The facts are clear. This is Republican pork, a rich reward to their undeserving friends. It gives billions to the fat-cat HMOs and the wealthy at the expense of the beneficiaries and vulnerable providers. No wonder the Republican leadership did this in the dead of night.

Democrats have fought, and will continue to fight, for a balanced bill that fairly allocates money for beneficiaries, providers, and HMOs. We believe in making sure that Medicare is always there for seniors and that in the absence of universal coverage, there is always a strong safety net that will provide high quality health care for the uninsured and low-income.

And, if that’s not bad enough, not only has the Republican Congress failed to pass a "real" Patients’ Bill of Rights, but this bill also undermines Medicare protections for seniors, by including what the Republicans are falsely calling a "Medicare Patients Bill of Rights."
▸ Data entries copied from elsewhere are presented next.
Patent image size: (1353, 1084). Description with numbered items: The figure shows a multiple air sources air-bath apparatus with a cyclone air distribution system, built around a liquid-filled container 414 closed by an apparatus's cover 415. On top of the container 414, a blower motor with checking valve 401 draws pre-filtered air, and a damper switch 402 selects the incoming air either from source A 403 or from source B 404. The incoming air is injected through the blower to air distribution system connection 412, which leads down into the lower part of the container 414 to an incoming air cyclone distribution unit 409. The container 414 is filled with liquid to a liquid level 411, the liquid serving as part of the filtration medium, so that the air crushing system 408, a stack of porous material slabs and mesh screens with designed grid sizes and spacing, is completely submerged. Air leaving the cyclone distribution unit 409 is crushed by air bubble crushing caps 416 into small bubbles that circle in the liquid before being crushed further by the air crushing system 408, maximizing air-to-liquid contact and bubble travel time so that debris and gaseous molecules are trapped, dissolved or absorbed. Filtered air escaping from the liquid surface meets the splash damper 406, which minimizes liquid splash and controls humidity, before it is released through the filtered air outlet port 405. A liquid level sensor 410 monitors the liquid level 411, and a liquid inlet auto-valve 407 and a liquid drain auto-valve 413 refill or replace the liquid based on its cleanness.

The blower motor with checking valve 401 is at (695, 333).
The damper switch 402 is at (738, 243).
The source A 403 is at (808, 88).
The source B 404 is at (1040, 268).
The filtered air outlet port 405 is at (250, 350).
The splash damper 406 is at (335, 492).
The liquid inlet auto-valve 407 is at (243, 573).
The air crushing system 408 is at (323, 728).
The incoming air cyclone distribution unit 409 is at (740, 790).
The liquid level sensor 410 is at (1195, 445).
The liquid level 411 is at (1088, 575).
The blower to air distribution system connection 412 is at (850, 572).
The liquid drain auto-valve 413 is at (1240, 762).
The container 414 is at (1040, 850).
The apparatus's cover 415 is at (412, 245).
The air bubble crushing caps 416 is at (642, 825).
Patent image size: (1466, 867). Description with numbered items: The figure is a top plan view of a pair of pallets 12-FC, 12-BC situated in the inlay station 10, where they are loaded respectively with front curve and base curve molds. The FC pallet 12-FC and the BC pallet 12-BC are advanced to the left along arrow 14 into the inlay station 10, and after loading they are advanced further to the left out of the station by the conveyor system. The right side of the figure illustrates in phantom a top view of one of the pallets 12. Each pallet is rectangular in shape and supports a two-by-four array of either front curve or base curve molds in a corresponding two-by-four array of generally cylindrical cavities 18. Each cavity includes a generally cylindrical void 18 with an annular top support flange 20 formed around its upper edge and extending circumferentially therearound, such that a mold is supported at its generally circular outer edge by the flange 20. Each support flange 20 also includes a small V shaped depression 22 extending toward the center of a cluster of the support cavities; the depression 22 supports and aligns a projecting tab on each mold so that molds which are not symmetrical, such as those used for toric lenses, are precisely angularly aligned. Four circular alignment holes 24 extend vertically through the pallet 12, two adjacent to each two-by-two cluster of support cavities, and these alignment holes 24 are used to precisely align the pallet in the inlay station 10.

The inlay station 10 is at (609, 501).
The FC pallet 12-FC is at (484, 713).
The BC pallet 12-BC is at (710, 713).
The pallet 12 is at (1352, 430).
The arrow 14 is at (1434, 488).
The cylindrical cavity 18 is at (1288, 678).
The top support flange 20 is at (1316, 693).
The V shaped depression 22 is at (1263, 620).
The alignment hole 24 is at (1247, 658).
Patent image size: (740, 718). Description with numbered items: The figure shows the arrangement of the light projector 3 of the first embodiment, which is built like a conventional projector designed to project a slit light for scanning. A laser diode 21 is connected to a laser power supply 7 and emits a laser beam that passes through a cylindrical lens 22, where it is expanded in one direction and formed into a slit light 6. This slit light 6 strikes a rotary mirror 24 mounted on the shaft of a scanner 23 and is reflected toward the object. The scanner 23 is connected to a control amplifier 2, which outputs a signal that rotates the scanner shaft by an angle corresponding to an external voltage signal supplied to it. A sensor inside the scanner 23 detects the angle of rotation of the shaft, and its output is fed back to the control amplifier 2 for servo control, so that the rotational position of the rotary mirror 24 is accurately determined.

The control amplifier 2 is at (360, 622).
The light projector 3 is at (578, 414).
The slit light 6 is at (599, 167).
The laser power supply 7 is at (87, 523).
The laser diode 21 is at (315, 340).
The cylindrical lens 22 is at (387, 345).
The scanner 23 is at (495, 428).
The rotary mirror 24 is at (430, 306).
I know the Patients’ Bill of Rights --I wrote it, along with my Republican colleagues Dr. Norwood and Dr. Ganske, and others. And, this is no Patients’ Bill of Rights for Medicare. In fact, Charlie Norwood and I wrote a letter to the Speaker urging him to delete it. This Republican provision puts our seniors at the mercy of the health plans.

I urge my colleagues to vote "no" for this sham legislation, so that we can sit down on a bipartisan basis and craft a balanced bill that will reflect important bipartisan priorities for seniors, low-income families, and children.

When it comes to allocating money for Medicare and Medicaid priorities, Democrats have consistently called for spending it on the people who benefit from the programs. Democrats are the ones who created the Medicare and Medicaid programs in the 1960s. We are the party that has fought to preserve, protect, and strengthen these programs over the years.

The Republican bill fails to include important priorities to preserve and strengthen these programs, like expanding and improving coverage to legal immigrant children and pregnant women, to disabled children, and to uninsured parents of Medicaid and CHIP children. The bill fails to allocate adequate money to ensure providers remain able to care for the sick: payments for hospitals that serve the low income and uninsured; payments for home health agencies; money to improve care in nursing homes -- are all inadequate or omitted.

The House and Senate Democrats brought these and other beneficiary- and provider-centered proposals to the table. We fought for ensuring seniors with Alzheimer's can still get access to Medicare home care, helping individuals with ALS get treatment for their disease, improving quality standards in nursing homes, and improving enrollment and outreach for cost-sharing assistance programs for low-income seniors. But once we were shut out of the room, any gains that we made for beneficiary priorities in the early stages of the process mysteriously disappeared from sight -- or have been pared down to virtually nothing.